5 Things You Need to Know About the Energy Industry and Competition Law in Canada

  1. 1 The energy industry is high profile for consumers, which has led to consumer-driven complaints about conduct and subsequent investigations by Canada's Competition Bureau under the Competition Act (particularly in the retail gas segment).
  2. 2 While Canada's Competition Bureau has recognized the generally high level of competition in some parts of the energy industry (such as upstream oil and gas), they also have a history of undertaking extensive investigations in parts of the energy industry where there are fewer players or evolving market dynamics that may impact competition.
  3. 3 Since Canada's merger control thresholds look to the value of the merging parties' assets and revenues to determine whether a transaction is notifiable (unlike the thresholds in the U.S. that focus on acquisition value), mergers involving companies with high turnover and low margins (common in the energy industry) can be unexpectedly notifiable in Canada despite a relatively low enterprise value of the target.
  4. 4 The energy industry is regulated by a complex federal and provincial regulatory regime that provides context for the application of Canada's competition laws and, in limited circumstances, may even override certain provisions in the Competition Act.
  5. 5 In investigating any subsegment of the energy industry, the Competition Bureau will employ its established framework for defining markets and will not accept generic arguments about the substitutability or competitiveness of different energy sources.

Competition Law Enforcement Framework

Like many developed economies, Canada has a competition law of general application called the Competition Act (Act). The purpose of the Act is, among other things, to "maintain and encourage competition in Canada in order to promote the efficiency and adaptability of the Canadian economy ... and in order to provide consumers with competitive prices and product choices."

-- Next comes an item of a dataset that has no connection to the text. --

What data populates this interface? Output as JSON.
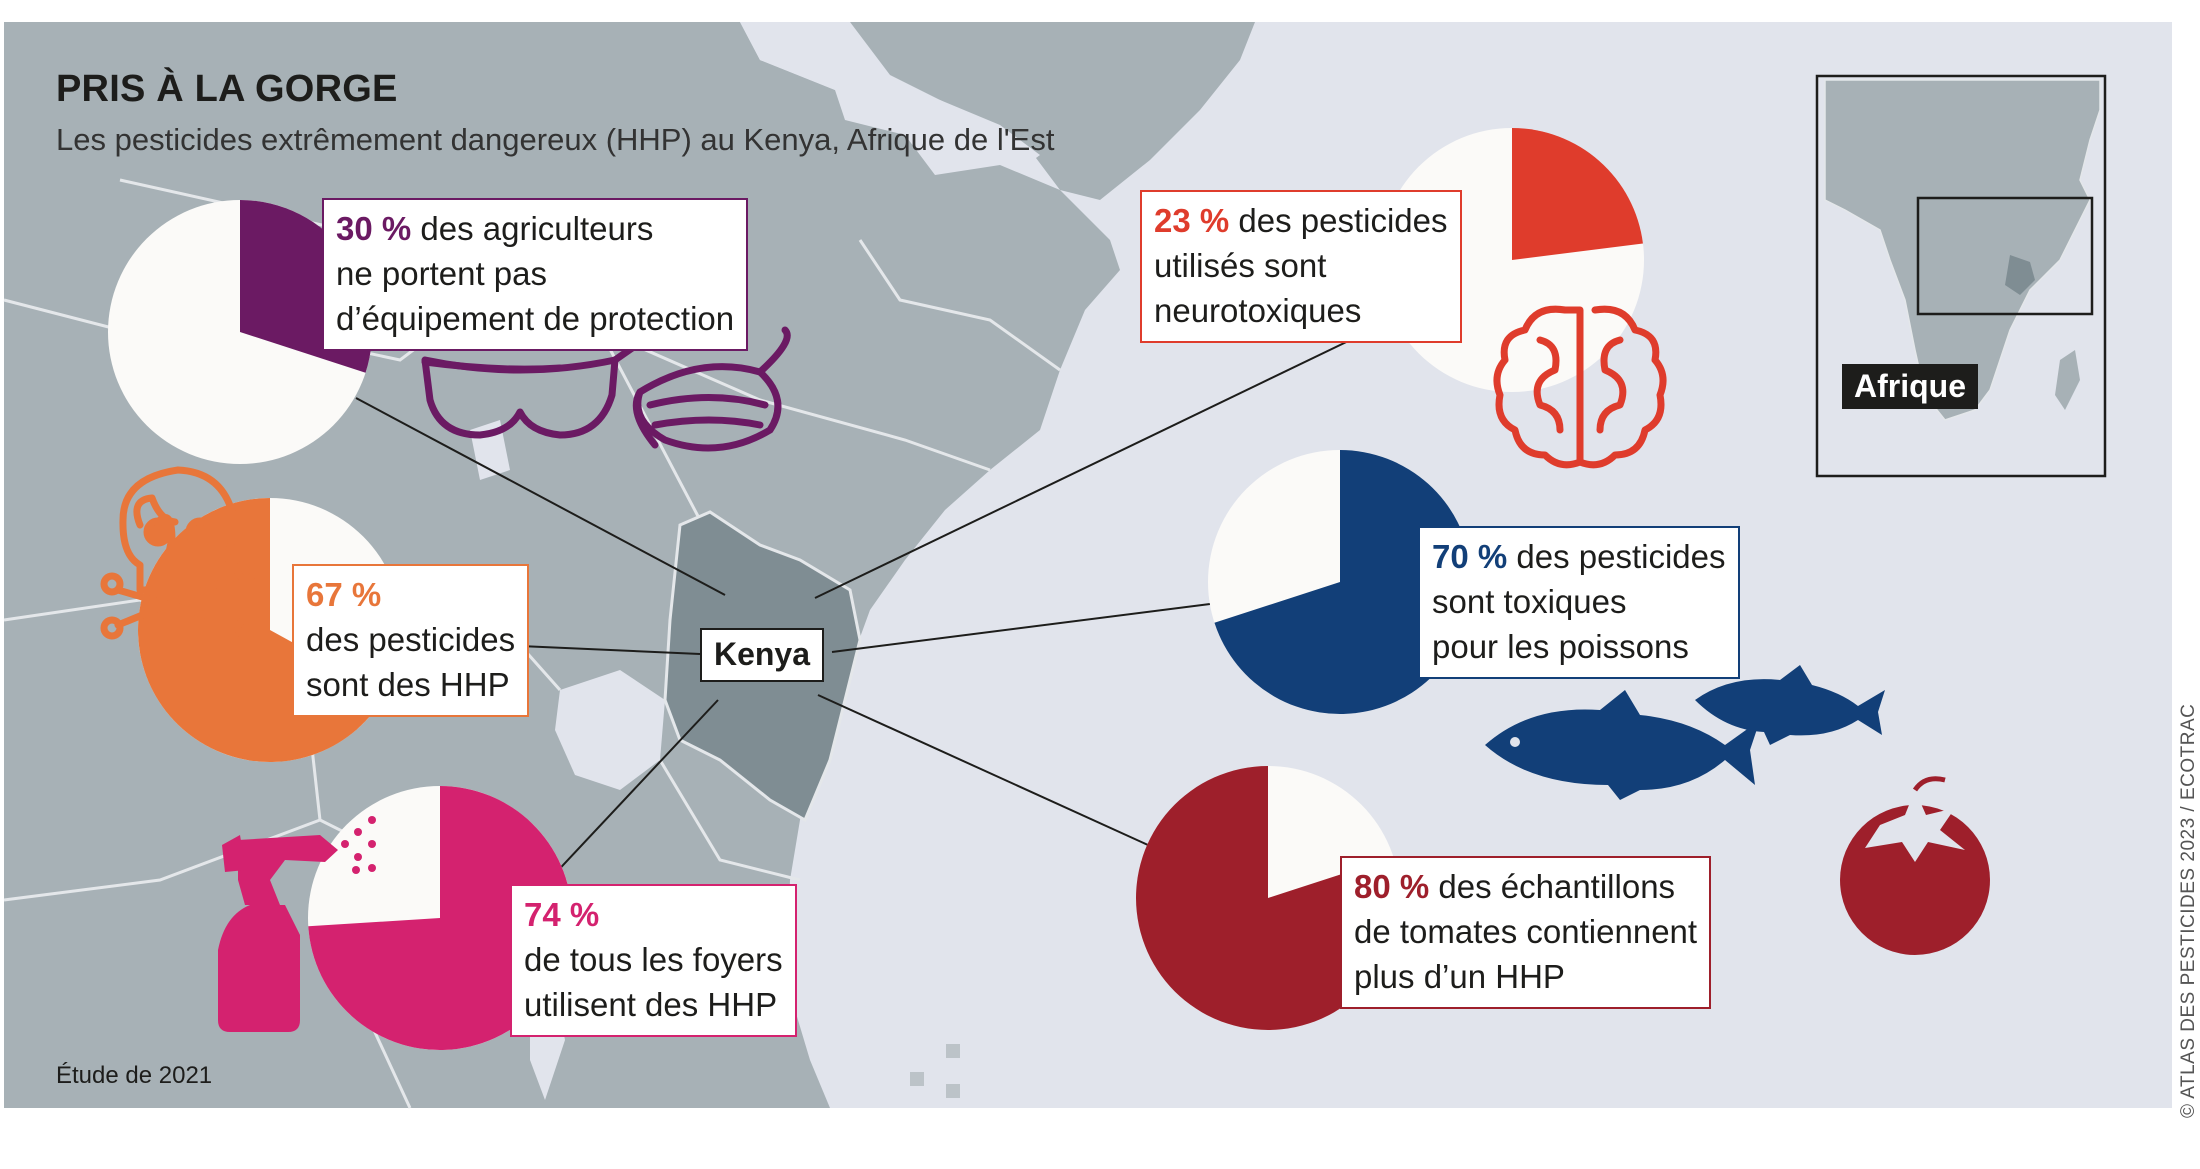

The Act contains numerous provisions that are important for participants in Canada's energy industry, including criminal prohibitions against certain types of agreements among competitors, as well as civil provisions relating to mergers or business practices that are likely to prevent or lessen competition substantially. However, the Act also includes important provisions that recognize efficiency-enhancing behaviour.

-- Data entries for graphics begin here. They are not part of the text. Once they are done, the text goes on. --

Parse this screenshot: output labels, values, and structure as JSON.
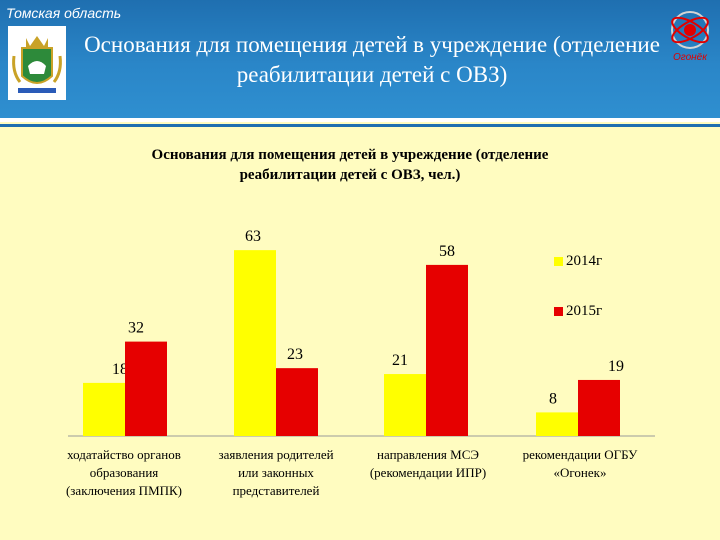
{
  "header": {
    "region": "Томская область",
    "title_line1": "Основания для помещения детей в учреждение (отделение",
    "title_line2": "реабилитации детей с ОВЗ)",
    "logo_text": "Огонёк"
  },
  "colors": {
    "header": "#1f6fb0",
    "background": "#fffcc0",
    "series_2014": "#ffff00",
    "series_2015": "#e60000"
  },
  "chart_data": {
    "type": "bar",
    "title_line1": "Основания для помещения детей в учреждение (отделение",
    "title_line2": "реабилитации детей с ОВЗ, чел.)",
    "categories": [
      [
        "ходатайство органов",
        "образования",
        "(заключения ПМПК)"
      ],
      [
        "заявления родителей",
        "или законных",
        "представителей"
      ],
      [
        "направления МСЭ",
        "(рекомендации ИПР)"
      ],
      [
        "рекомендации ОГБУ",
        "«Огонек»"
      ]
    ],
    "series": [
      {
        "name": "2014г",
        "color": "#ffff00",
        "values": [
          18,
          63,
          21,
          8
        ]
      },
      {
        "name": "2015г",
        "color": "#e60000",
        "values": [
          32,
          23,
          58,
          19
        ]
      }
    ],
    "legend": "right",
    "grid": false
  }
}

The Act is administered and enforced by the Commissioner of Competition, an official who heads Canada's Competition Bureau (Bureau). The Act requires that mergers that exceed certain thresholds be reported to the Bureau for review. The Act also permits the Bureau to apply for court orders for the production of data and documents, the interview of company executives, and the search of premises.

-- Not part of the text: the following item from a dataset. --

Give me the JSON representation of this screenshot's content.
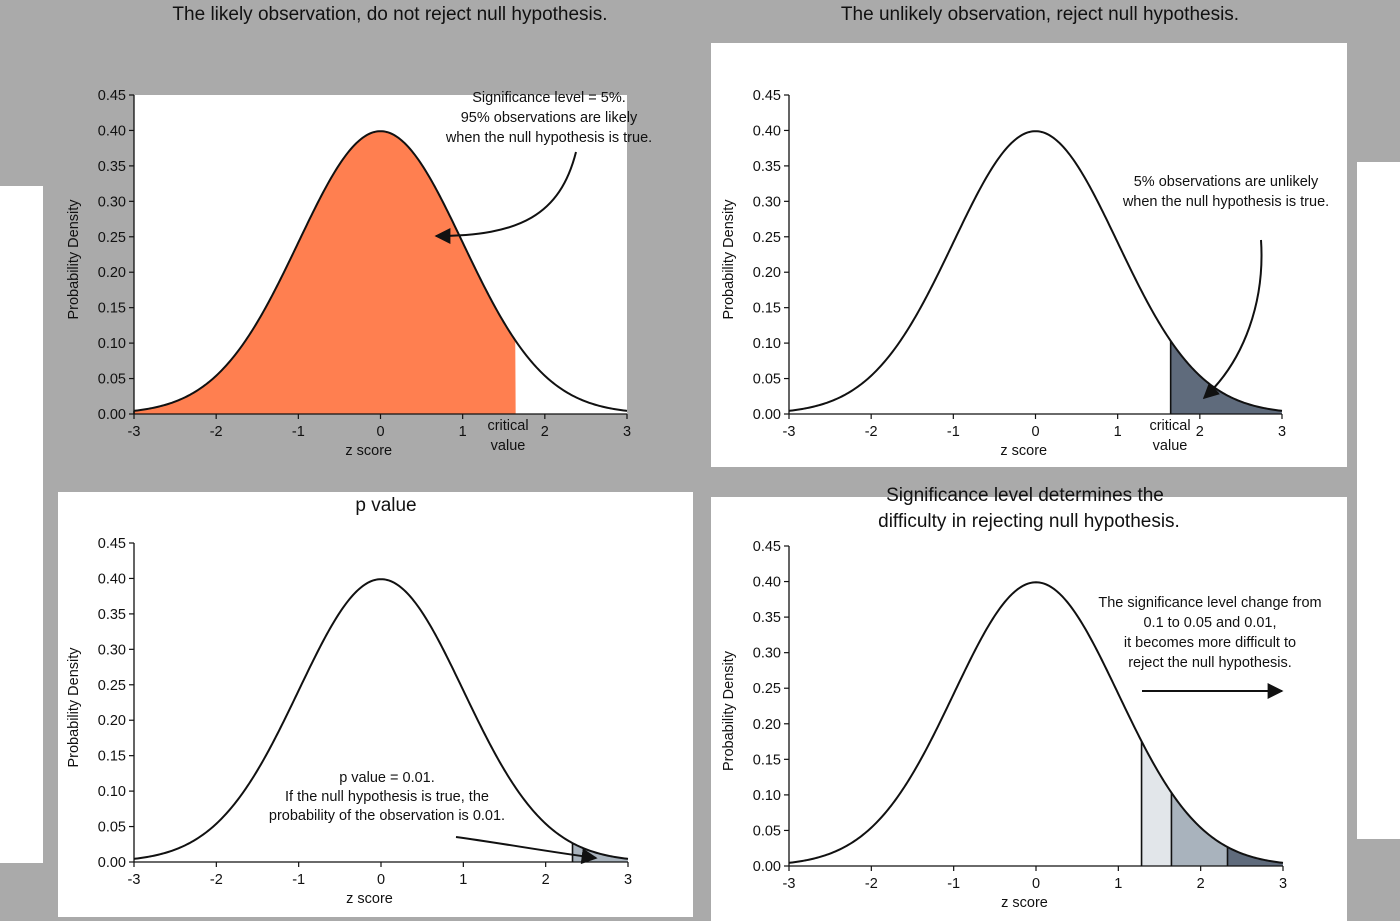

However, the Bureau is not permitted to take action unilaterally in respect of competitive conduct that it believes contravenes the Act. Instead, the Bureau must present its concerns to a specialized court, the Competition Tribunal, or the Federal Court or provincial superior court (as the case may be), which will ultimately decide the issue. Alternatively, the Bureau may enter into settlements with private parties to resolve the Bureau's concerns.